The Country House
Donald Margulies
Photo by Kevin Berne |
All the needed cast is arriving in the wooded Berkshires to ensure that Donald Margulies’ play about theatre people, The Country House, covers the bases in poking loving jabs at all possible roles in this regional premiere by TheatreWorks Silicon Valley. Here enters (with a flair of course) the aging Grand Dame Anna, desperate to be on stage again and almost delirious in trying to remember her lines for a summer stock show. She ushers in hunky, abs-perfect, and family-friend Michael, fresh from his TV and movie stardom roles and People Magazine covers. Son-in-law Walter, a sixty-something director/producer of action movies geared toward 15-year olds (Truck Stop 3anyone?) has arrived with his thirty-something, Twiggy-built girlfriend, herself a rising Hollywood starlet. Such an ensemble would not be complete without Ann’s angry, alcoholic actor-son Elliot who never made it past local stages and who now has grand ideas of being a playwright (with his bleak Descent of Man, no less). Nervously watching from the sides is Walter’s college-age daughter Susie, who has rejected her family’s life in theatre for the study of religion and psychology and who tends to be the one ‘adult’ in the room among all these stage egos. All have come to the summer retreat to seek each other’s solace in the one-year anniversary of the death of Susie’s mom, Ann’s daughter, Elliot’s sister, Michael’s former lover, and Walter’s wife, Kathy – the same Walter with now girlfriend half his age (who just happens to be also the long-lost love of Elliot’s earlier life).
Given all these thespian, family, and intersecting personal-history ingredients, high drama, roller-coaster emotions, sexual intrigues and pursuits, new revelations of secrets, and of course old-fashioned humor are all inevitable. But to make the play even more intriguing, Donald Margulies has doctored it with numerous Chekhovian references and look-alikes and has provided a story weighted by the past, over-serious about the present, and missing any possibility that the future will ever look much different that what we see now – all straight out of Chekhov himself.

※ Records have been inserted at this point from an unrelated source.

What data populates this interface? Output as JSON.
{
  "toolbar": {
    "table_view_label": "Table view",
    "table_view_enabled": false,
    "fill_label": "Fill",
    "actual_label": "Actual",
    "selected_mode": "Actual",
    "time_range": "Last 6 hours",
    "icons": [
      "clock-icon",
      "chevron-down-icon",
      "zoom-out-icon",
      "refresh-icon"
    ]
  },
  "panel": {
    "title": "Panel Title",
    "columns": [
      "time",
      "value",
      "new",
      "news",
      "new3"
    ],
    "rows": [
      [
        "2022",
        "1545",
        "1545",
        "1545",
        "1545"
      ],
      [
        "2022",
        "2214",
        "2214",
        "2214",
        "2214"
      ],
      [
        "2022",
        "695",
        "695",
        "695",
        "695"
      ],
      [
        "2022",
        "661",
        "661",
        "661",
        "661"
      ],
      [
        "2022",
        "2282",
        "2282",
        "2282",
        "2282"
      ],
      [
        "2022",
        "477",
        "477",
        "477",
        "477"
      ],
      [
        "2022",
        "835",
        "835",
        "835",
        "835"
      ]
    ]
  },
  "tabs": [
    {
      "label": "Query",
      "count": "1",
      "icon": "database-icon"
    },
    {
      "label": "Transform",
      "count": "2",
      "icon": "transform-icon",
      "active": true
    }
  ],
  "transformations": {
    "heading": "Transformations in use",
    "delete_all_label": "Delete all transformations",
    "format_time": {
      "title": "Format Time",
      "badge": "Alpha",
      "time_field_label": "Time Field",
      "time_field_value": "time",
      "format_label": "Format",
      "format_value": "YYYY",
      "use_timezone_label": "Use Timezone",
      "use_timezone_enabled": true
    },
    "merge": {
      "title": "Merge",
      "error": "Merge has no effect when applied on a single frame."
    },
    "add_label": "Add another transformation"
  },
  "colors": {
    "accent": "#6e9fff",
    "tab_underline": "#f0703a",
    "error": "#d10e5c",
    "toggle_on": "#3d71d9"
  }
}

To a person, this cast is a strong and well-tuned ensemble that plays off and complements each other with panache, zeal, and depth of skills. The real star of the show, however, is Director Robert Kelley who orchestrates a fast-paced, timed-to-the-second set of numerous entrances and exits that perfectly punctuate the banter of the cast. People pop in and out from all directions just in the moments that provide the most possible surprise, discovery, and fun. Subtle stances, flips of the head, rolls of the eye, and smirks on the face are highlighted in just the right moments to bring laughter time and again. While these require excellent acting, the entirety is due to a vision based on a love of theatre people, their lives, and their quirks that this director clearly has brought to the production.
Strongly supporting the director’s and cast’s efforts is a set and setting by Scenic Designer Andrea Bechert that in itself is a character in this homage to summer stock theatre New England and to Chekhov’s country homes in the Russian dark woods. Full of pictures from the glories of past starring roles, these walls clearly have stories they could tell to the stunningly beautiful trees that hover all around the open-roofed set. Inspired lighting decisions and accuracy by Steven B. Mannshardt and realistic sound designs by Brendan Aanes complete a rainy setting that mirrors the stormy hubbub inside the house and that permit shocking and embarrassing discoveries as lights flicker, go off, and IPhones light up the night.
Director Kelley’s sense of theatre folks as family is clearly seen in the way he paints the final moments of the play when, still true to the peculiarities of their characters, mother, son, and granddaughter connect in their grief of loss and their rarely expressed, but clearly felt love of each other. While nothing leads us to believe that any one of them or the other characters has changed for the better or worse during the course of our play, we do leave deeply touched by what it means to be family — no matter how messed up, ego-centered, or downright eccentric individual members might be.
Rating: 4 E’s
The Country House continues through September 20, 2015, at the TheatreWorks stage at the Mountain View Center for Performing Arts, Mountain View.